Gente nos dois partidos e em todo o espectro político nos EUA está terrivelmente frustrada ante o troca-troca bipartidário no establishment de Washington. Não é segredo para ninguém que grande número de adultos nos EUA estão em busca de candidato que não seja Clinton, já naufragada pessoalmente e politicamente no dinheiro de Wall Street, para a qual não há guerra distante ou imaginável que ela não torne logo real e horrenda, e cujas convicções políticas parecem resumir-se à inabalável certeza de que vale-tudo, se lhe garante poder. Tampouco é mistério o motivo pelo qual muitos adultos na Grã-Bretanha procuravam desesperadamente uma alternativa aos covardes Blairistas, amantes de guerras, odiadores de eleitores de esquerda, cujas mãos estão indelevelmente manchadas de muito, muito sangue inocente.


Mas é da natureza dos "establishments" agarrarem-se desesperadamente ao poder, e atacar qualquer um que os desafie ou questione com demasiado fervor o poder deles.
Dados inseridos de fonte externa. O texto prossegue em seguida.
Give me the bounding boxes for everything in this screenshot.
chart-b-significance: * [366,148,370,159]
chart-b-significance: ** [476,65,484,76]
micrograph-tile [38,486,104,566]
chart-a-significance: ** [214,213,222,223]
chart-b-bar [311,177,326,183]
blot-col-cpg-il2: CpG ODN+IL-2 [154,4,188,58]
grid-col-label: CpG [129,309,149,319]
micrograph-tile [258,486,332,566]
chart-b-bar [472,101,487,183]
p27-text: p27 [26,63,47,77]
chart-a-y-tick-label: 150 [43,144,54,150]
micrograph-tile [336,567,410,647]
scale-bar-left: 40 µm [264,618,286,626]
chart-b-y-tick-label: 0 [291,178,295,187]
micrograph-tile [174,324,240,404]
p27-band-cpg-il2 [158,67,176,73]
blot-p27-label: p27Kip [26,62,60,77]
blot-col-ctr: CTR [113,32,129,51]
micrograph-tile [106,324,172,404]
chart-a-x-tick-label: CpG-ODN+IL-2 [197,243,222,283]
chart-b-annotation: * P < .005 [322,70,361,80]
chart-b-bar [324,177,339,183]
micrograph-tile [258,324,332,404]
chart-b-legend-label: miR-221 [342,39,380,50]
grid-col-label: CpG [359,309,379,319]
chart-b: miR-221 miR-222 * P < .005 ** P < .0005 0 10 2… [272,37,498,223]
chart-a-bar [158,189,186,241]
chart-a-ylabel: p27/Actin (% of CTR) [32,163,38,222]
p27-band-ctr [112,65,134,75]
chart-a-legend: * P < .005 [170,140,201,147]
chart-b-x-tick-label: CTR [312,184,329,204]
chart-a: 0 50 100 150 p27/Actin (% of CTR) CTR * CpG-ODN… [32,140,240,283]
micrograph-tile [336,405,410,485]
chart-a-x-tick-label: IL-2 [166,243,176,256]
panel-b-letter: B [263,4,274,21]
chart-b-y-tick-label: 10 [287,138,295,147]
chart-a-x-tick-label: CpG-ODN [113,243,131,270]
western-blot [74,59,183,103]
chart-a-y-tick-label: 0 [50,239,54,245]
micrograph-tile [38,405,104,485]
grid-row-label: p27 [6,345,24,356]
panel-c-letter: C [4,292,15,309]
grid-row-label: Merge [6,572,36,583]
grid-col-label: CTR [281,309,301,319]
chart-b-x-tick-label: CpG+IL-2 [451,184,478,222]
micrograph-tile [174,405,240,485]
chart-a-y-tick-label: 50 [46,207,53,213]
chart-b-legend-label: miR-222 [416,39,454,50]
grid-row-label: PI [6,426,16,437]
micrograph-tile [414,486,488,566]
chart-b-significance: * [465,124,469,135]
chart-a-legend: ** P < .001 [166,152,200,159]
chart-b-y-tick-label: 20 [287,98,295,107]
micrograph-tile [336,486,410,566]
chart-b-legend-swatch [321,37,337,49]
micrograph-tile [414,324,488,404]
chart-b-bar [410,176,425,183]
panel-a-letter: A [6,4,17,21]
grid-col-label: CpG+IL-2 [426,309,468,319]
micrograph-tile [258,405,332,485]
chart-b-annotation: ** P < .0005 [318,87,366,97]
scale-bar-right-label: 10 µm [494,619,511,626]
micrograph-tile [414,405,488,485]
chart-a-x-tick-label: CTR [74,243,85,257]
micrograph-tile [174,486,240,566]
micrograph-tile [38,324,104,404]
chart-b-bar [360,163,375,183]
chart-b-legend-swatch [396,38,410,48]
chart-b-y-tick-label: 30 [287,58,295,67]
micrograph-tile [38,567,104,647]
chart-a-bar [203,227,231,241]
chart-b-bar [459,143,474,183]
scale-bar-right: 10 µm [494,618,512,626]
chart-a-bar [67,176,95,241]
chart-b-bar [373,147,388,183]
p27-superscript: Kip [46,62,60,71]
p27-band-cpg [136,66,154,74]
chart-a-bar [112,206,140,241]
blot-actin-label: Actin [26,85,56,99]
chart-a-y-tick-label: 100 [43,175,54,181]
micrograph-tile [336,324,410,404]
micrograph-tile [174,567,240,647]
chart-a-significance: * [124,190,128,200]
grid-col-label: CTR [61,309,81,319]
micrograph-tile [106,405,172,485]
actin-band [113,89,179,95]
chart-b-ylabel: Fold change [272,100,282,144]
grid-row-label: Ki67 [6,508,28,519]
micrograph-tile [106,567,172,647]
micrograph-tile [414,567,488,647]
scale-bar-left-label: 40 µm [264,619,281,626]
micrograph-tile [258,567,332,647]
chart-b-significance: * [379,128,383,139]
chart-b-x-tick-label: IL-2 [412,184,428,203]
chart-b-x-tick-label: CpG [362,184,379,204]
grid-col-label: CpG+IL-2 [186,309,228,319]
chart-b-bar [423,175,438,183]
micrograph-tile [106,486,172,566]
Foi o que se viu no Reino Unido, no quadro no qual Corbyn emergiu. E é o que se vê hoje nos EUA, ante a ameaça que Sanders encarna. Não é surpresa que os ataques sejam tão semelhantes nos dois casos – afinal, a dinâmica da prerrogativa do establishment é igual em todos os lugares –, mas chama a atenção, isso sim, que os scripts sejam tão absolutamente iguais nos dois casos.*****


NOTA DOS TRADUTORES: Sim, os scripts são iguais, e é igual lá, como é igualzinho, também, cá abaixo do Equador. Saporquê? Porque TODOS esses movimentos de dirigir/manipular a opinião pública são uma e a mesma ação para desdemocratizar, do Oiapoque ao Chuí, passando por Londres e Noviórque, da sempre mesma, oligopolista e super centralizada, mídia-empresa.